4月14日夜9時26分に熊本で発生したM6.5、最大震度7の大地震。益城町を中心に甚大な被害を出した。しかし、悲劇はまだ終わっていなかった。16日未明1時26分に発生したM7.3、最大震度6強が起こったのだ。後に、16日に起こった地震こそが本震であることが報告された。
本震と思われた大きな揺れが、実は前震だった…これは気象庁の担当者が会見で「今までの経験則から外れている」と語った事態だ。今回の地震が今後どんな影響を及ぼすのか。非常に不気味である。
元東京大学地震研究所准教授で国立研究開発法人建築研究所特別客員研究員(歴史地震学)の都司嘉宣さんは、
「地震の活発な地域が、中央構造線沿いに“玉突き事故”のように東の方角に延びていく可能性がある」
と指摘する。中央構造線とは、熊本から大分を通り、四国、近畿を横断して長野県の諏訪湖周辺、さらに関東平野へと延びるとされる長い大断層だ。過去にも、この中央構造線沿いに地震が続いたケースがあると都司さんは言う。
「1889(明治22)年にも熊本で大きな地震が相次ぎ、その2年後に大分県別府湾の入り口でM6.3の地震が発生しました。今回も愛媛県と大分県の間にある豊後水道のあたりまで地震活動が拡大し、そこで別の本震が起こる可能性がある。豊後水道の愛媛県側には伊方原子力発電所があるので心配です」(都司さん)

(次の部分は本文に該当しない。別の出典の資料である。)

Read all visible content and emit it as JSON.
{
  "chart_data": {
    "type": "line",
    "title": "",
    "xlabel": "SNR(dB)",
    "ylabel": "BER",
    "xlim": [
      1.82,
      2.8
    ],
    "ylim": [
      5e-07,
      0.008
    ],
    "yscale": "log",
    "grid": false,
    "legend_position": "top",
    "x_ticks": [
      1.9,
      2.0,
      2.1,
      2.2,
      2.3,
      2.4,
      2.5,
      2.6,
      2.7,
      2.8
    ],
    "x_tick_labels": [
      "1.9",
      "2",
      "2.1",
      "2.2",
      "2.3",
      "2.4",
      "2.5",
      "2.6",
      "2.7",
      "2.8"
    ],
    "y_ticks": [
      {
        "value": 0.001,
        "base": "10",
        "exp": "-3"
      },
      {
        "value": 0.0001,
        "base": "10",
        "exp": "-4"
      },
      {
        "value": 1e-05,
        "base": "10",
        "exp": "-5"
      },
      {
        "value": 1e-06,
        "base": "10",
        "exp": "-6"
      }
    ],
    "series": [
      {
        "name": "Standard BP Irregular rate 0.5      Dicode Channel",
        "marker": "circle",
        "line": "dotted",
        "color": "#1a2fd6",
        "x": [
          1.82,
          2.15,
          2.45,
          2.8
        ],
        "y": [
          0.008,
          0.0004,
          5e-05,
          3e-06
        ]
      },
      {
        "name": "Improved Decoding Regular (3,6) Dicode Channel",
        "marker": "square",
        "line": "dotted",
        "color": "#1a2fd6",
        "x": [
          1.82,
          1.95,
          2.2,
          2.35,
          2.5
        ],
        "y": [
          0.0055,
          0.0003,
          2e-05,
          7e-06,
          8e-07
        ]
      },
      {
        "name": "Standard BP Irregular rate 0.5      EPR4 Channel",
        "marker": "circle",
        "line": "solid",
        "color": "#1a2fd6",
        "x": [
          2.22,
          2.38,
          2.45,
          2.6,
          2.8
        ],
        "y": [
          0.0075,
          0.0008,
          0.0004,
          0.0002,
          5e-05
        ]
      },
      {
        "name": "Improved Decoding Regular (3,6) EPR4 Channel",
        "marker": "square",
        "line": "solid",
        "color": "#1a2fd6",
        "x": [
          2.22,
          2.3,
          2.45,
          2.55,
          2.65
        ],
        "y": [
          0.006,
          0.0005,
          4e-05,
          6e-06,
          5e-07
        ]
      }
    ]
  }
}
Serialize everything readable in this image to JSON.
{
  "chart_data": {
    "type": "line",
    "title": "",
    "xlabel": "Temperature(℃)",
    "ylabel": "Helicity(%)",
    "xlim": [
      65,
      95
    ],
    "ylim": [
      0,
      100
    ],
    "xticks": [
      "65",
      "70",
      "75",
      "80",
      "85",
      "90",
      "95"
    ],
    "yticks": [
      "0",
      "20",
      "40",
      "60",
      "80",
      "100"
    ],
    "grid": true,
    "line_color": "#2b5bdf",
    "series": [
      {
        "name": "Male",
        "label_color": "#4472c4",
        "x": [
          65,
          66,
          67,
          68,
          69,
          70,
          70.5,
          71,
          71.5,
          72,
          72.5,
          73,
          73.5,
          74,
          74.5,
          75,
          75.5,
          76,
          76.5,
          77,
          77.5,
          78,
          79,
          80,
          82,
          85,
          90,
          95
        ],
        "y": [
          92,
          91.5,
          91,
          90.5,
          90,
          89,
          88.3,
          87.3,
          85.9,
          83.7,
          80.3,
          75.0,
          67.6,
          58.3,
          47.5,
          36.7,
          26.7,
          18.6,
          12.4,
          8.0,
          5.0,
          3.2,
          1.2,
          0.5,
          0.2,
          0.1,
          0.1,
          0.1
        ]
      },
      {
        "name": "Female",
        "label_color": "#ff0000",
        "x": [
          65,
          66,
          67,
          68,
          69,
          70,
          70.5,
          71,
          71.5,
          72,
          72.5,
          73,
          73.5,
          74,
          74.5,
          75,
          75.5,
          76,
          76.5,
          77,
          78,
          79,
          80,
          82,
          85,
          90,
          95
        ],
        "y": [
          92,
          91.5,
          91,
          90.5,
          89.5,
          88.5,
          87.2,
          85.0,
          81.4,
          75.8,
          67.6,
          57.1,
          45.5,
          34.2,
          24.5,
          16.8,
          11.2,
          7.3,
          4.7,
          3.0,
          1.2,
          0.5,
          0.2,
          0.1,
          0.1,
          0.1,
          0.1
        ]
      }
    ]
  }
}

地震はさらに東に延びる可能性もある。1596(慶長元)年に別府湾から愛媛県の松山にかけて大きな地震(慶長伊予地震)が起こり、4日後に近畿地方全体を大地震が襲った(慶長伏見桃山地震)。その被害面積は阪神・淡路大震災の3倍にも及んだという。
「30年以内に70%」の確率で起こると推計されている「南海トラフ地震」への影響も考えられる。
南海トラフとは、フィリピン海プレートがユーラシアプレートに潜り込む部分にある地震発生帯のことで、M9の地震が起きた場合、東京から沖縄にかけ、推定死者は32万人と試算されている。立命館大学歴史都市防災研究所・環太平洋文明研究センター教授の高橋学さんがこう警鐘を鳴らす。

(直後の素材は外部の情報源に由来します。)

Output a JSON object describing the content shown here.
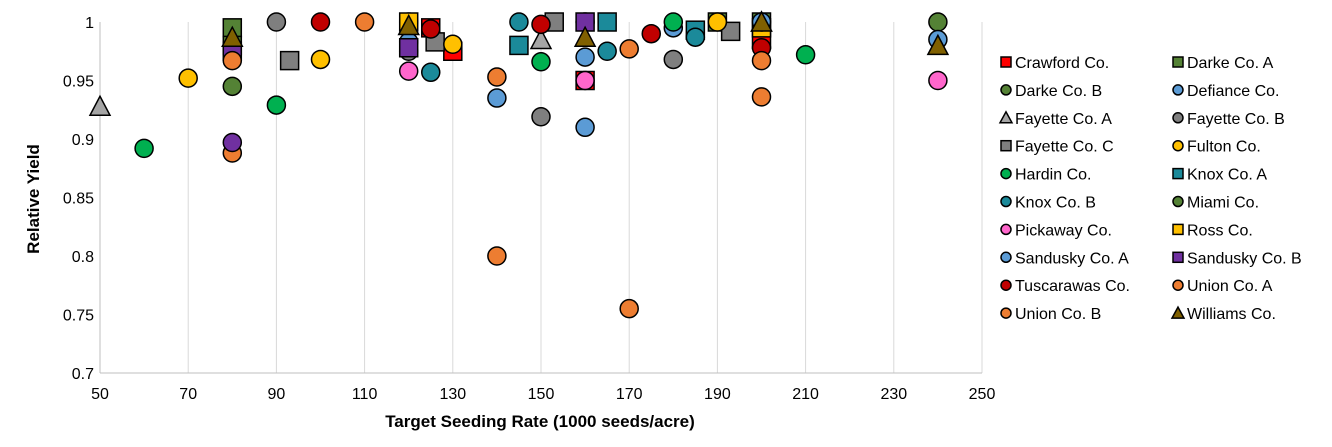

「今回の熊本地震は西日本一帯が乗っているユーラシアプレートが、その下に沈み込もうとするフィリピン海プレートに押されたひずみで生じたもの。中央構造線に沿って東に移動して地震を起こしたり、ひずみに耐えきれなくなったユーラシアプレートが跳ね上がって、南海トラフ地震を引き起こす可能性は充分考えられます。この3年の間にも起きるのではないか」
過去にこんなケースがあった。1611年に東北で大地震(慶長三陸地震)が発生し、津波が三陸地方を襲った。その8年後と14年後に熊本で2つの断層地震が発生。そして1633年、小田原を中心とした関東の都市型直下地震(小田原地震)が発生した。
同様に、今回も東北、熊本、そして関東へと大地震が波及したら…熊本地震はさらなる大災害の不気味な前兆かもしれない。